Fue al regreso de uno de esos paseos cuando se enteraron de la noticia de la muerte del joven Dionisio Vega.

Existía en Triana un lugar que Melchor aborrecía; allí acudían, mezclados en tropel, el dolor, el sufrimiento, la impotencia, el rencor, el olor a muerte, ¡el odio a la humanidad entera! Incluso cuando andaba por Sevilla, cerca de la Torre del Oro, con el ancho Guadalquivir por medio, el gitano giraba el rostro hacia las murallas de la ciudad para no verlo. Sin embargo, aquel anochecer de primavera, tras el dramático entierro del joven Dionisio Vega, un impulso irreprimible le llevó a encaminarse a él.

Dionisio no tendría dieciséis años. Entre los constantes alaridos de dolor de las mujeres de la gitanería y del callejón de San Miguel, todas reunidas para rendir el último adiós al muchacho, Melchor no podía dejar de recordar la viveza e inteligencia de sus penetrantes ojos oscuros y su rostro siempre risueño. Era nieto del tío Basilio, que sobrellevaba la situación con entereza, intentando en todo momento no cruzar su mirada con la de Melchor. Cuando, al final de la ceremonia, Melchor se dirigió a su pariente, este aceptó su pésame y por primera vez a lo largo del día se enfrentó a él. Basilio nada le dijo porque la acusación flotaba en la gitanería: «Es culpa tuya, Melchor».

Y lo era. Aquellos dos hombres enviados por el Gordo de los que le había hablado su hija Ana desaparecieron. Quizá porque vieron a Melchor siempre acompañado, quizá al comprobar las medidas de seguridad. El caso es que con el transcurso del tiempo, la vigilancia ordenada por Tomás acabó. ¿Cómo pudieron pensar que el Gordo olvidaría la afrenta? Llegó la primavera y un día el joven Dionisio, junto a dos amigos, abandonó la huerta de la Cartuja y se internó en la fértil vega de Triana en busca de alguna gallina fácil de hurtar o de algún desecho de hierro que vender a los herreros. Dos hombres salieron a su paso. Los muchachos llevaban escrito que eran gitanos en su tez oscura, en sus ropas de colores y en los abalorios que colgaban de cuellos y orejas. No medió palabra antes de que uno de los hombres atravesase el corazón de Dionisio con un espadín. Luego, aquel mismo se dirigió a los restantes.
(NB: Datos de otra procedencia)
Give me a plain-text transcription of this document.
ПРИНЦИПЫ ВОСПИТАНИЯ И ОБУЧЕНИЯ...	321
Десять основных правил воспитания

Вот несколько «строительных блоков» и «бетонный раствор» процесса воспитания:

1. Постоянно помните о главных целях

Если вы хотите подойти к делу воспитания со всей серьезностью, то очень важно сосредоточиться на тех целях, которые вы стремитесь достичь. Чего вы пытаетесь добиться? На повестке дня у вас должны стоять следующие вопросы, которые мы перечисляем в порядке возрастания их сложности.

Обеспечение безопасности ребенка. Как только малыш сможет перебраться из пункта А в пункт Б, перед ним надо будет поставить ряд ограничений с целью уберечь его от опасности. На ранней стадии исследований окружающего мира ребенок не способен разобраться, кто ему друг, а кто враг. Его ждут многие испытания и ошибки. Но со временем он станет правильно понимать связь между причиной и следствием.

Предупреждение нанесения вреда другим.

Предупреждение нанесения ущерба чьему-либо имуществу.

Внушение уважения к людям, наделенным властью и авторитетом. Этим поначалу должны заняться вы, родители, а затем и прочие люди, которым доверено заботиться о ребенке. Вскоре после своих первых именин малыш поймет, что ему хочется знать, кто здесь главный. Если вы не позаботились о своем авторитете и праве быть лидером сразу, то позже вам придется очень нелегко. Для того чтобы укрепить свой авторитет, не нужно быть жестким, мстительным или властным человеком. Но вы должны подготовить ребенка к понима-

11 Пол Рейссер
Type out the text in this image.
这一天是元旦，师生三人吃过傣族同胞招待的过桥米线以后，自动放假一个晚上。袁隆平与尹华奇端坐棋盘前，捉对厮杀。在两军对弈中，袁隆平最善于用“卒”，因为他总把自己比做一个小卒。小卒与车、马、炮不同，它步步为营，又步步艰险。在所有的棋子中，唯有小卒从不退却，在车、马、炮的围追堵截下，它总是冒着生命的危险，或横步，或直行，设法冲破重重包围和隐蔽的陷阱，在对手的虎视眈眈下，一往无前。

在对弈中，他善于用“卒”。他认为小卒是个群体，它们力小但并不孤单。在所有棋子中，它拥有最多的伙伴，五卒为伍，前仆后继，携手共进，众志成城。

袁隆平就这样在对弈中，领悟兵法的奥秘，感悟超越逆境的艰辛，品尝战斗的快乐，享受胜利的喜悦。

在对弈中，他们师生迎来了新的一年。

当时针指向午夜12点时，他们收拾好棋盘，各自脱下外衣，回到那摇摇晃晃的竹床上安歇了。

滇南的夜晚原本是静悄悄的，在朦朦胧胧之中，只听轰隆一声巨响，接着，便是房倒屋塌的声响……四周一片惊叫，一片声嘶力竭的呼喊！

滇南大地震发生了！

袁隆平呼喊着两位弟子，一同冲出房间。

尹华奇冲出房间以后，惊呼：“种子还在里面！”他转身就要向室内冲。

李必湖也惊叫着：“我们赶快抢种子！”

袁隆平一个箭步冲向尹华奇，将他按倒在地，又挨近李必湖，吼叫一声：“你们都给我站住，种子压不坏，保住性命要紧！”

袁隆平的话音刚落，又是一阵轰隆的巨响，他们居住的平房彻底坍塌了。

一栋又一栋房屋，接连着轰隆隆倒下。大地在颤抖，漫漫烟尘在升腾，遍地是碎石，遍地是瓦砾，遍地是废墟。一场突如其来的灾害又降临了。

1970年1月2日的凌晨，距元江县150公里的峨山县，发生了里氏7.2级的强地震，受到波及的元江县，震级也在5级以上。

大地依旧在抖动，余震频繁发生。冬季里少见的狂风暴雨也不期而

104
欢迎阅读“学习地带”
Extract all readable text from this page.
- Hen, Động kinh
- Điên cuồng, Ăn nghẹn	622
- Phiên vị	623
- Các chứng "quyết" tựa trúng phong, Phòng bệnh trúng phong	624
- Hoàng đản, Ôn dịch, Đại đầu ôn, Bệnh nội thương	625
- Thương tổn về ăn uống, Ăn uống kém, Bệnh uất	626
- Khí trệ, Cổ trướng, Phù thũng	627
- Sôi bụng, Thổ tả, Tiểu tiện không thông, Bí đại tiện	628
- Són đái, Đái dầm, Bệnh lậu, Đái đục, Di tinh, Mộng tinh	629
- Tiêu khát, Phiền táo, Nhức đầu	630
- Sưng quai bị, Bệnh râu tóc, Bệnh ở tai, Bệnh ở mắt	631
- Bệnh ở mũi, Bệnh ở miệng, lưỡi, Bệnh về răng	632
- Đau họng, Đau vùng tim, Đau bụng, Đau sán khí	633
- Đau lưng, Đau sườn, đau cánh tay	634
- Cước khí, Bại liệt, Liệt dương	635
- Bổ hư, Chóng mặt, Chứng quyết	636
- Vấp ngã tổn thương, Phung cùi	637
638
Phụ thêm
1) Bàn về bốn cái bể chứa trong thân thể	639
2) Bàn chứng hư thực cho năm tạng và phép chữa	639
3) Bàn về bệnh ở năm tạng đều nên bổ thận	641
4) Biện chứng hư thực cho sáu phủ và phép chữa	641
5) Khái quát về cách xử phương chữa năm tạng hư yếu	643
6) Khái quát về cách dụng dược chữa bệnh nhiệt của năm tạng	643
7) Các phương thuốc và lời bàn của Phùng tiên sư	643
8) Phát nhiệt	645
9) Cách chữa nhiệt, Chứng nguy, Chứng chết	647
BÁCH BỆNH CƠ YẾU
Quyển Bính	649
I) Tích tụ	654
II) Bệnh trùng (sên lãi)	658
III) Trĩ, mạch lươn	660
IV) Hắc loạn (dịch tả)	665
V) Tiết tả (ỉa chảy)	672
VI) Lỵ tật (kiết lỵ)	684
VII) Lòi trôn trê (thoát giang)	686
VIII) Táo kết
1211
—Decidle al cobarde del Galeote que el Fajado no perdona. Decidle también que deje de esconderse entre los suyos como una mujer asustada.

«Que deje de esconderse como una mujer asustada.» Las palabras de los muchachos, mil veces repetidas desde que se presentaron en la gitanería con el cadáver de Dionisio, se clavaban como agujas candentes en el cerebro de Melchor mientras muchos de los gitanos escondían la mirada a su paso. «¡Piensan lo mismo!», se torturaba Melchor. Y tenían razón: se había escondido como un cobarde, como una mujer. ¿Se había vuelto viejo? ¿Se había vuelto como Antonio, que por una insignificante moneda le había cedido su preciada cama para que durmiera con la morena? Durante los tres días que se prolongó el velatorio, con las mujeres aullando sin cesar, rasgándose los vestidos y arañándose brazos y rostros, Melchor permaneció apartado incluso de Milagros y Ana, que eran incapaces de esconder su mirada de recriminación; llegó a creer ver una mueca de desprecio en el rostro de su propia hija. Tampoco tuvo el valor de sumarse a las partidas de gitanos que, infructuosamente, salieron en busca de los hombres del Gordo. Mientras tanto se atormentó hasta la saciedad con la misma cuestión: ¿acaso se había convertido ya en alguien como el viejo Antonio, un cobarde capaz de causar la muerte de muchachos como Dionisio? ¡Hasta su propia hija trataba de evitarle!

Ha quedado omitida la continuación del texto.